Après les officiers ministériels de l’état, la convention nomma deux électeurs présidentiels, dits at large. Ce mot demande une explication. Le président des États-Unis, on le sait, n’est point l’élu du suffrage direct et universel. Les électeurs au second degré, choisis par le peuple dans ses comices, ne représentent pas seulement la masse des citoyens, ils représentent aussi le principe fédéral. En conséquence, le corps électoral est calqué exactement sur le congrès, où chaque état envoie invariablement deux sénateurs et un nombre plus ou moins grand de représentans, suivant le chiffre de la population.
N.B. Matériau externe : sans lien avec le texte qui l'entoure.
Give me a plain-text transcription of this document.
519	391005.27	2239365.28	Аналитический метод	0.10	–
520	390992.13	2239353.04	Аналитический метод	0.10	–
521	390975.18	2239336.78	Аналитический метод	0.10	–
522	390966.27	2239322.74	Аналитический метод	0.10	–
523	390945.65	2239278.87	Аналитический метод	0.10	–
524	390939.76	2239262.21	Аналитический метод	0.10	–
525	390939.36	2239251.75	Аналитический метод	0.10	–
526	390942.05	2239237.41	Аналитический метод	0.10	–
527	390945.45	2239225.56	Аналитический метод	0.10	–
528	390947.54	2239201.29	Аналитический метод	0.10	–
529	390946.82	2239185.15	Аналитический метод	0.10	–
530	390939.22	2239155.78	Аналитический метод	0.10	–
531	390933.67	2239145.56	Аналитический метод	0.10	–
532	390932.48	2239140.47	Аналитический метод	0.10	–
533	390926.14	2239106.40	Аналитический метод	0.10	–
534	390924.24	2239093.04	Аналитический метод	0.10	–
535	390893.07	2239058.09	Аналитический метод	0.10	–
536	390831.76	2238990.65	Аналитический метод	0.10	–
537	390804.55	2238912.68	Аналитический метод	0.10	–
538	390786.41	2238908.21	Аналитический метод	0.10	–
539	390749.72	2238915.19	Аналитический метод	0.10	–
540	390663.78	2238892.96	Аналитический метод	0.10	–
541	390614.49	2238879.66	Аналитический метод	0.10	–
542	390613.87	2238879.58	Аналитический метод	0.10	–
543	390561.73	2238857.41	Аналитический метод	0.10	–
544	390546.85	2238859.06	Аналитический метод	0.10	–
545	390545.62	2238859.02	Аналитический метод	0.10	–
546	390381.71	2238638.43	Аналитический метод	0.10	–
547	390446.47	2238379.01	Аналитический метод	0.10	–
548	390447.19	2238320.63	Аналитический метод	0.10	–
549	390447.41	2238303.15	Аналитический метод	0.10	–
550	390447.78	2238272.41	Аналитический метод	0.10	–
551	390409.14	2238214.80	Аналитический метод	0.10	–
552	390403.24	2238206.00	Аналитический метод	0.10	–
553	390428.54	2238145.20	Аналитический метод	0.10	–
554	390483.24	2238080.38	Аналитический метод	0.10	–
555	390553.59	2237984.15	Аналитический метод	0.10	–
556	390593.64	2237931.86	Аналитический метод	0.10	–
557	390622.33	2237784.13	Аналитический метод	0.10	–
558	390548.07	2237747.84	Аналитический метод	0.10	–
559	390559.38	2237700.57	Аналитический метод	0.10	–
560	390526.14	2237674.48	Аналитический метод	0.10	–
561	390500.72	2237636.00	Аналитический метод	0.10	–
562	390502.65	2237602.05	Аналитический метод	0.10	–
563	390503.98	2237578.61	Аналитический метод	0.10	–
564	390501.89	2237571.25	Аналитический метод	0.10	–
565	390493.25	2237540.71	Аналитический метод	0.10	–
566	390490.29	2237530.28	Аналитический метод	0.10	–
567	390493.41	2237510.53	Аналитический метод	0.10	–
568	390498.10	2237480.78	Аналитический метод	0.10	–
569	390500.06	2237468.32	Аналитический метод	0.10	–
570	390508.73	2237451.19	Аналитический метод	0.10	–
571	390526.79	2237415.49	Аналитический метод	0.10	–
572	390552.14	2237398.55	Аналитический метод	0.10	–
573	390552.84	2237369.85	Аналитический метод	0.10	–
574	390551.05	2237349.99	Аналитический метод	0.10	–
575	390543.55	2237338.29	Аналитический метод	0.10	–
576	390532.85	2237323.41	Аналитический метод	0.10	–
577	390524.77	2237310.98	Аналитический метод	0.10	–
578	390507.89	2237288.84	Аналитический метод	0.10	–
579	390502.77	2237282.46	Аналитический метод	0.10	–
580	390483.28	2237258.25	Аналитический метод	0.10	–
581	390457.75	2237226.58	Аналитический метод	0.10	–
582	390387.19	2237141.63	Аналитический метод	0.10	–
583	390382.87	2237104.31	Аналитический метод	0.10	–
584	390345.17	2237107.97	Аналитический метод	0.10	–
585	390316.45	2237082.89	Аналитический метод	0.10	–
Aux représentans correspondent des électeurs nommés dans les mêmes districts, aux sénateurs des électeurs at large, c’est-à-dire élus par l’état tout entier. Outre les voix auxquelles lui donne droit le chiffre de sa population, chaque état jette ainsi dans la balance électorale deux voix supplémentaires qui représentent en quelque sorte le principe abstrait de son individualité.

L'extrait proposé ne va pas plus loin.